Comme il s'en doutait, Sherlock mange dans son coin. Ou plutôt, il y a d'autres ados de son âge installés à la même table, sauf qu'ils discutent entre eux, sans prêter le moindre atome d'attention à lui. Ce n'est pas plus mal finalement. Toujours est-il que malgré le perpétuel talent des cuisiniers, le plat de ce soir, des lasagnes, est immangeable pour le brun, arrivant à peine à ingérer quelques bouchées. Quand il mangeait avec John et Capucine, il ne faisait même pas attention à ce qu'il y avait dans son assiette, dévorant sans réfléchir. Sherlock hoche une fois de plus la tête, ne parvenant pas à chasser cette habitude depuis ses sept ans. Il fait toujours ça pour chasser une pensée trop envahissante. Et ces dernières heures (à savoir maintenant quatre heures et trente-huit minutes depuis le départ de John), Sherlock ne parvient pas à enlever la chose qui revient en boucle dans sa tête. Il est seul.

Je suis seul.

Et ce n'est pas la mousse au chocolat en dessert qui va le réconforter.



Après le repas, ou du moins du peu qu'il a mangé, Sherlock se réfugie presque en courant dans sa chambre. Il se vautre dans son lit, et prend un livre au hasard. C'est un roman qu'il n'a pas encore découvert, mais d'après John, c'est très triste. Le brun craint d'attraper un torticolis à force de hocher la tête. Finalement, au bout d'une demie heure, le garçon abandonne sa lecture en plein milieu de chapitre, et éteint la lumière, avant de se coucher, tout habillé. Il s'endort en quelques minutes.

D'habitude, les rêves qu'il fait sont toujours très détaillés, presque réels, et ce pour le pire comme le meilleur. Mais cette fois-ci, Sherlock ne ressent rien d'autre que le vent. Un vent doux et légèrement frais lui soufflant délicatement au visage. Il fait noir, comme s'il gardait les yeux fermés. Et ça continue ainsi, jusqu'à ce que le vent devienne de plus en plus fort et froid, au point qu'au bout d'un moment, Sherlock tremble de froid. Puis il se rend compte que l'air est devenu humide et lourd. Le garçon a beau essayé d'ouvrir les yeux, il ne voit que du noir, un noir aussi profond que le ciel de nuit sans étoiles. Le néant, en somme. En comprenant ça, Sherlock sent son cœur rater un battement, avant de quitter brusquement le sommeil, se relevant de son lit, essoufflé.

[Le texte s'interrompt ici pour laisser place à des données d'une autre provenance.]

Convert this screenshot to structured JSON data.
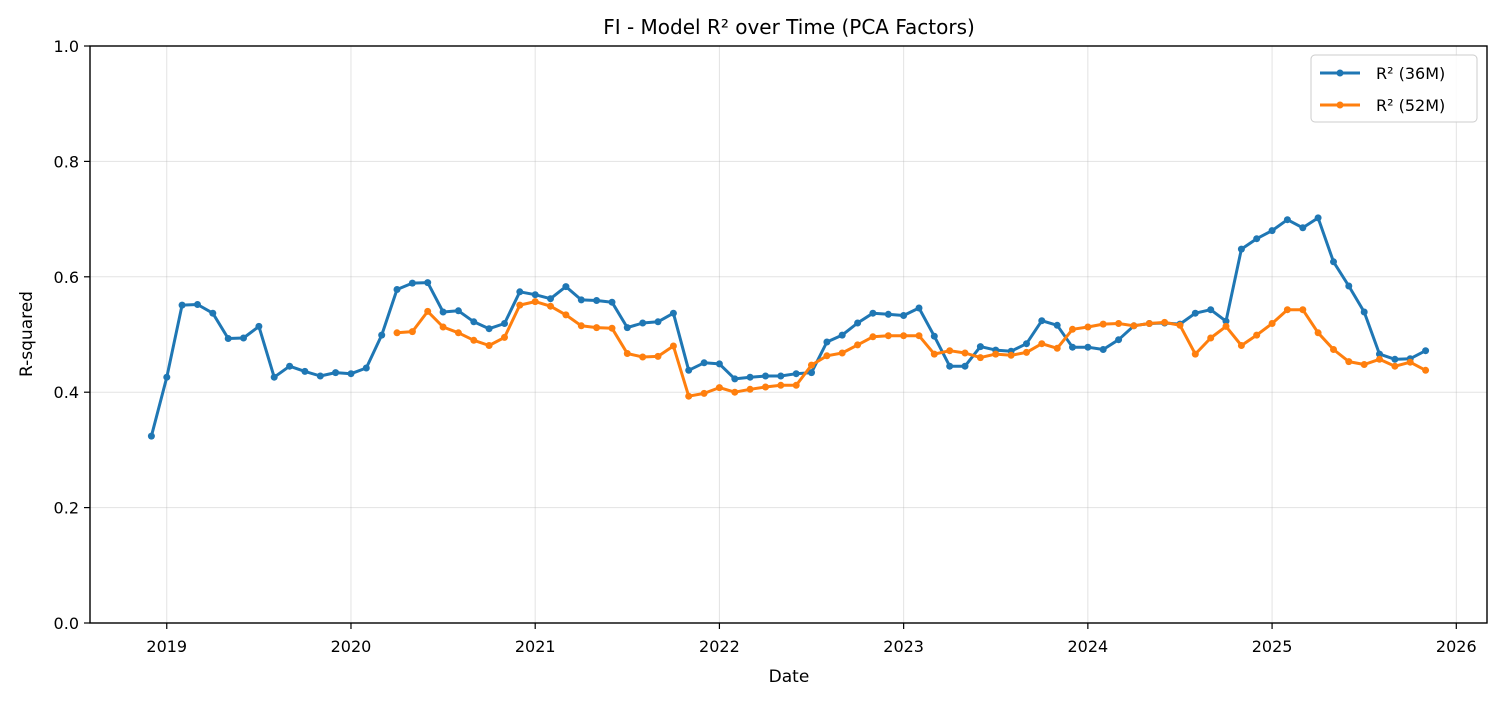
{
  "chart_data": {
    "type": "line",
    "title": "FI - Model R² over Time (PCA Factors)",
    "xlabel": "Date",
    "ylabel": "R-squared",
    "xlim": [
      "2018-08-01",
      "2026-03-01"
    ],
    "ylim": [
      0.0,
      1.0
    ],
    "x_ticks": [
      "2019",
      "2020",
      "2021",
      "2022",
      "2023",
      "2024",
      "2025",
      "2026"
    ],
    "y_ticks": [
      "0.0",
      "0.2",
      "0.4",
      "0.6",
      "0.8",
      "1.0"
    ],
    "grid": true,
    "legend": "top-right",
    "series": [
      {
        "name": "R² (36M)",
        "color": "#1f77b4",
        "start": "2018-12",
        "values": [
          0.324,
          0.426,
          0.551,
          0.552,
          0.537,
          0.493,
          0.494,
          0.514,
          0.426,
          0.445,
          0.436,
          0.428,
          0.434,
          0.432,
          0.442,
          0.499,
          0.578,
          0.589,
          0.59,
          0.539,
          0.541,
          0.522,
          0.51,
          0.519,
          0.574,
          0.569,
          0.562,
          0.583,
          0.56,
          0.559,
          0.556,
          0.512,
          0.52,
          0.522,
          0.537,
          0.438,
          0.451,
          0.449,
          0.423,
          0.426,
          0.428,
          0.428,
          0.432,
          0.434,
          0.487,
          0.499,
          0.52,
          0.537,
          0.535,
          0.533,
          0.546,
          0.497,
          0.445,
          0.445,
          0.479,
          0.473,
          0.471,
          0.484,
          0.524,
          0.516,
          0.478,
          0.478,
          0.474,
          0.491,
          0.515,
          0.519,
          0.52,
          0.518,
          0.537,
          0.543,
          0.523,
          0.648,
          0.666,
          0.68,
          0.699,
          0.685,
          0.702,
          0.626,
          0.584,
          0.539,
          0.466,
          0.457,
          0.458,
          0.472
        ]
      },
      {
        "name": "R² (52M)",
        "color": "#ff7f0e",
        "start": "2020-04",
        "values": [
          0.503,
          0.505,
          0.54,
          0.513,
          0.503,
          0.49,
          0.481,
          0.495,
          0.551,
          0.557,
          0.549,
          0.534,
          0.515,
          0.512,
          0.511,
          0.467,
          0.461,
          0.462,
          0.48,
          0.393,
          0.398,
          0.408,
          0.4,
          0.405,
          0.409,
          0.412,
          0.412,
          0.447,
          0.463,
          0.468,
          0.482,
          0.496,
          0.498,
          0.498,
          0.498,
          0.466,
          0.472,
          0.468,
          0.46,
          0.466,
          0.464,
          0.469,
          0.484,
          0.476,
          0.509,
          0.513,
          0.518,
          0.519,
          0.515,
          0.519,
          0.521,
          0.516,
          0.466,
          0.494,
          0.514,
          0.481,
          0.499,
          0.519,
          0.543,
          0.543,
          0.503,
          0.474,
          0.453,
          0.448,
          0.457,
          0.445,
          0.452,
          0.438
        ]
      }
    ]
  }
}
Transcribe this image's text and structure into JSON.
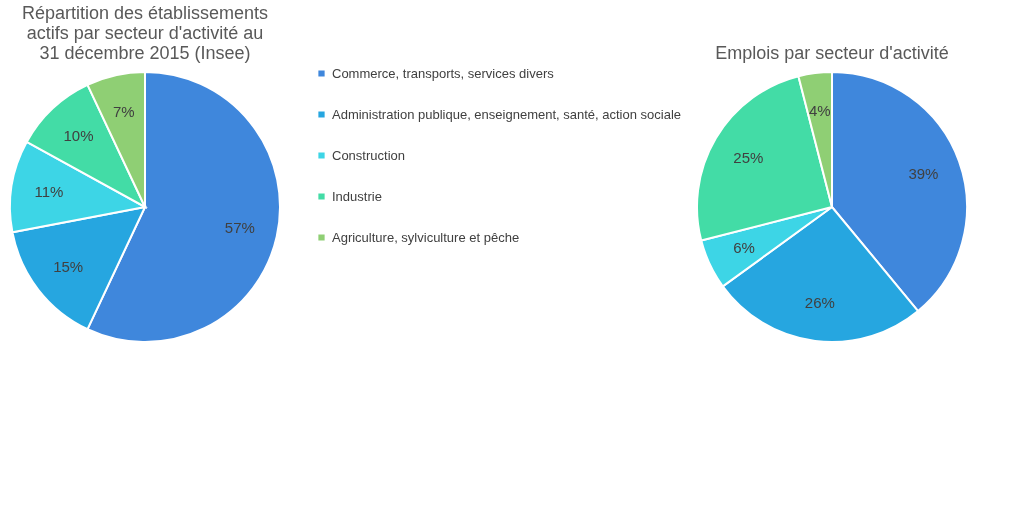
{
  "chart_data": [
    {
      "type": "pie",
      "title": "Répartition des établissements actifs par secteur d'activité au 31 décembre 2015 (Insee)",
      "categories": [
        "Commerce, transports, services divers",
        "Administration publique, enseignement, santé, action sociale",
        "Construction",
        "Industrie",
        "Agriculture, sylviculture et pêche"
      ],
      "values": [
        57,
        15,
        11,
        10,
        7
      ],
      "value_labels": [
        "57%",
        "15%",
        "11%",
        "10%",
        "7%"
      ],
      "colors": [
        "#3f87dc",
        "#26a6e0",
        "#3dd5e6",
        "#43dca6",
        "#8fcf74"
      ],
      "legend": "right"
    },
    {
      "type": "pie",
      "title": "Emplois par secteur d'activité",
      "categories": [
        null,
        null,
        null,
        null,
        null
      ],
      "values": [
        39,
        26,
        6,
        25,
        4
      ],
      "value_labels": [
        "39%",
        "26%",
        "6%",
        "25%",
        "4%"
      ],
      "colors": [
        "#3f87dc",
        "#26a6e0",
        "#3dd5e6",
        "#43dca6",
        "#8fcf74"
      ]
    }
  ]
}
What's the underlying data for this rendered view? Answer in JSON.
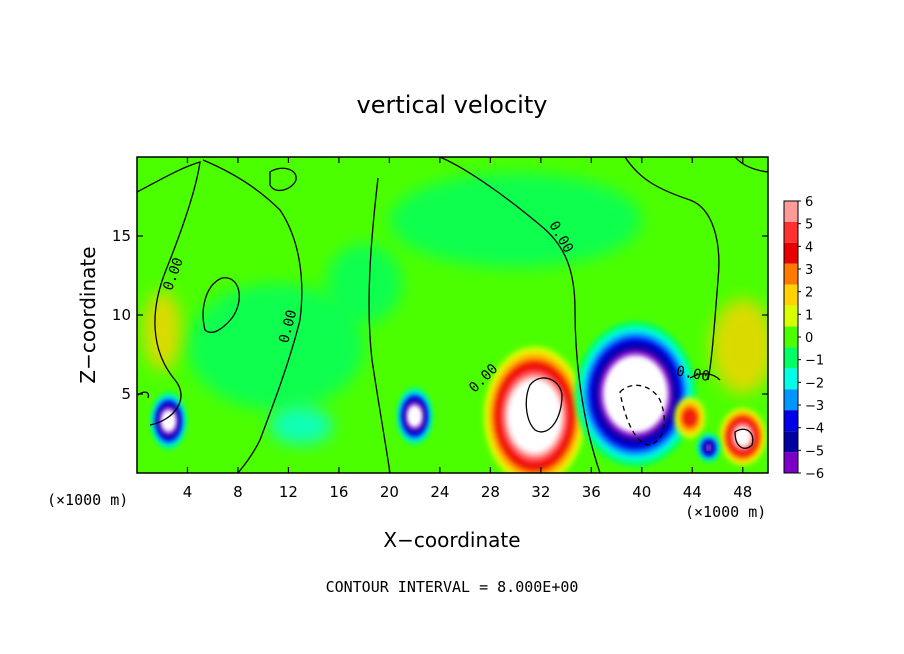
{
  "chart_data": {
    "type": "heatmap",
    "title": "vertical velocity",
    "xlabel": "X−coordinate",
    "ylabel": "Z−coordinate",
    "x_unit_label_left": "(×1000 m)",
    "x_unit_label_right": "(×1000 m)",
    "xlim": [
      0,
      50
    ],
    "ylim": [
      0,
      20
    ],
    "x_ticks": [
      4,
      8,
      12,
      16,
      20,
      24,
      28,
      32,
      36,
      40,
      44,
      48
    ],
    "y_ticks": [
      5,
      10,
      15
    ],
    "colorbar": {
      "levels": [
        6,
        5,
        4,
        3,
        2,
        1,
        0,
        -1,
        -2,
        -3,
        -4,
        -5,
        -6
      ],
      "labels": [
        "6",
        "5",
        "4",
        "3",
        "2",
        "1",
        "0",
        "−1",
        "−2",
        "−3",
        "−4",
        "−5",
        "−6"
      ],
      "colors": [
        "#ff9a9a",
        "#ff3030",
        "#e80000",
        "#ff7a00",
        "#ffd200",
        "#d8ff00",
        "#4cff00",
        "#00ff64",
        "#00ffe6",
        "#0096ff",
        "#0000e8",
        "#0000a0",
        "#7a00c8"
      ],
      "out_of_range_color": "#ffffff"
    },
    "contour_label": "0.00",
    "contour_interval_label": "CONTOUR INTERVAL = 8.000E+00",
    "features": [
      {
        "kind": "updraft",
        "x": 31.5,
        "z": 3.6,
        "peak": 12
      },
      {
        "kind": "downdraft",
        "x": 39.5,
        "z": 5.0,
        "peak": -12
      },
      {
        "kind": "downdraft",
        "x": 2.5,
        "z": 3.3,
        "peak": -9
      },
      {
        "kind": "downdraft",
        "x": 22.0,
        "z": 3.6,
        "peak": -9
      },
      {
        "kind": "updraft",
        "x": 48.0,
        "z": 2.3,
        "peak": 8
      },
      {
        "kind": "updraft",
        "x": 43.8,
        "z": 3.5,
        "peak": 4
      },
      {
        "kind": "downdraft",
        "x": 45.3,
        "z": 1.6,
        "peak": -6
      }
    ]
  }
}
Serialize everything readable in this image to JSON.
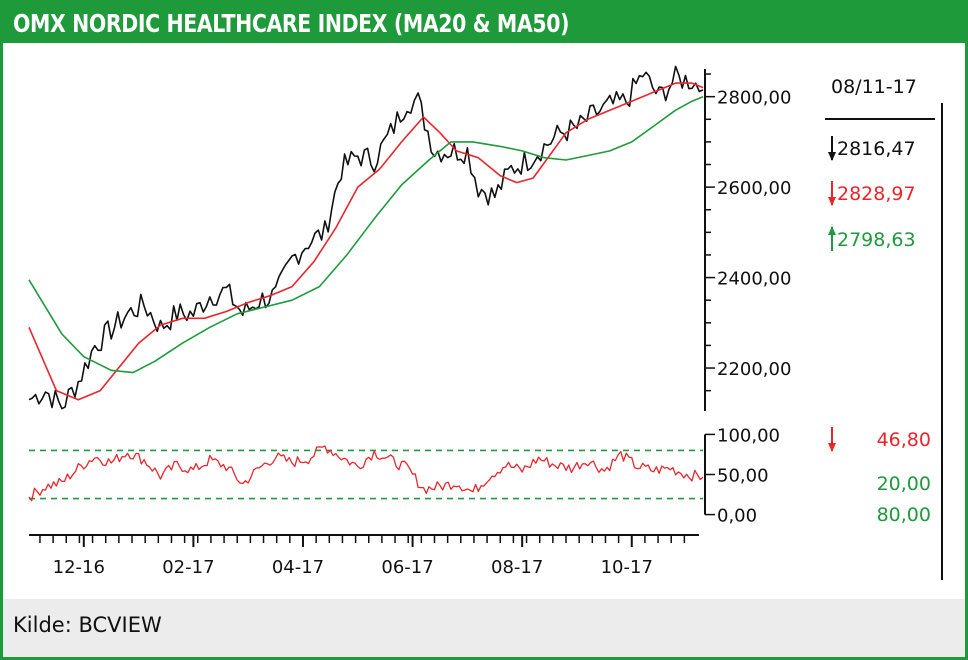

Par réflexe, il pose sa main sur le côté de son lit, mais n'y rencontre que le doux tissu de la couverture. Il n'y a rien d'autre. Il n'y a pas John. Sherlock frissonne. Ce n'est pourtant pas l'hiver en ce moment, et il n'a jamais été frileux. Qu'est-ce qui lui prend de grelotter ainsi ? Sherlock se lève, et se sentant quelque peu honteux et idiot, il récupère la seule peluche qu'il a gardé, Barberousse. Le chien est toujours aussi doux et chaud. Ce sera parfait pour se rendormir, à défaut d'avoir des bras aimants pour le serrer. Dans le silence et l'obscurité de sa chambre, à deux heures du matin, Sherlock chuchote dans le pelage roux de la peluche.

- Espèce de connard…



En dehors des cours ayant reprit, Sherlock passe une majeure partie de son temps libre à la bibliothèque. Ici, il peut être sûr d'être au calme et de trouver ce qu'il cherche. Aujourd'hui, il est d'humeur à composer, et par pure envie d'approfondir ses connaissances sur la musique, il cherche depuis un quart d'heure toute sorte d'ouvrage parlant de ses compositeurs préférés. Il aime particulièrement Strauss et Bach, jouant en général leurs morceaux, quand il ne joue pas ceux qu'il compose lui-même. Ce que le garçon veut savoir, et jusqu'où les musiciens ont puissé leur inspiration pour créer toutes leurs mélodies.

Quand Sherlock compose, il y a toujours une chose en commun avec lui. Il ne s'inspire pas de la nature, ou du monde qui l'entoure, mais uniquement de ce qu'il a vécu. Ça l'aide à réfléchir, et à se comprendre. Dernièrement, il a beau se creuser les méninges, il est incapable de se remémorer le morceau qu'il a joué au gymnase, faisant pleurer le public. Tout ce qu'il se rappelle de ce morceau, c'est qu'il pensait à John. C'est alors qu'il réalise que les dernières mélodies qu'il a composé ces derniers temps sont tous inspirés de John, et pour John. Il ne s'est guère lassé des compliments et expressions admiratives de son ami.

Maintenant, il se contente de jouer tout seul, dans sa chambre. Barberousse ne compte pas vraiment comme un spectateur, se contentant de regarder le vide à travers son œil de bille terni par les années. Pourtant, quand Sherlock joue, il le fait toujours en face du chien en peluche, comme essayant d'y capter quelque chose. Aujourd'hui encore, il rêve de temps en temps que Barberousse est un vrai chien, gambadant dans un champ de blé en jappant joyeusement. Se sentant nostalgique, Sherlock se dit que son animal de compagnie pourrait l'aider à écrire une nouvelle mélodie. En attendant, il parcourt du regard les nombreuses étagères toutes remplies de livres, certaines menaçant de crouler sous le poids des ouvrages.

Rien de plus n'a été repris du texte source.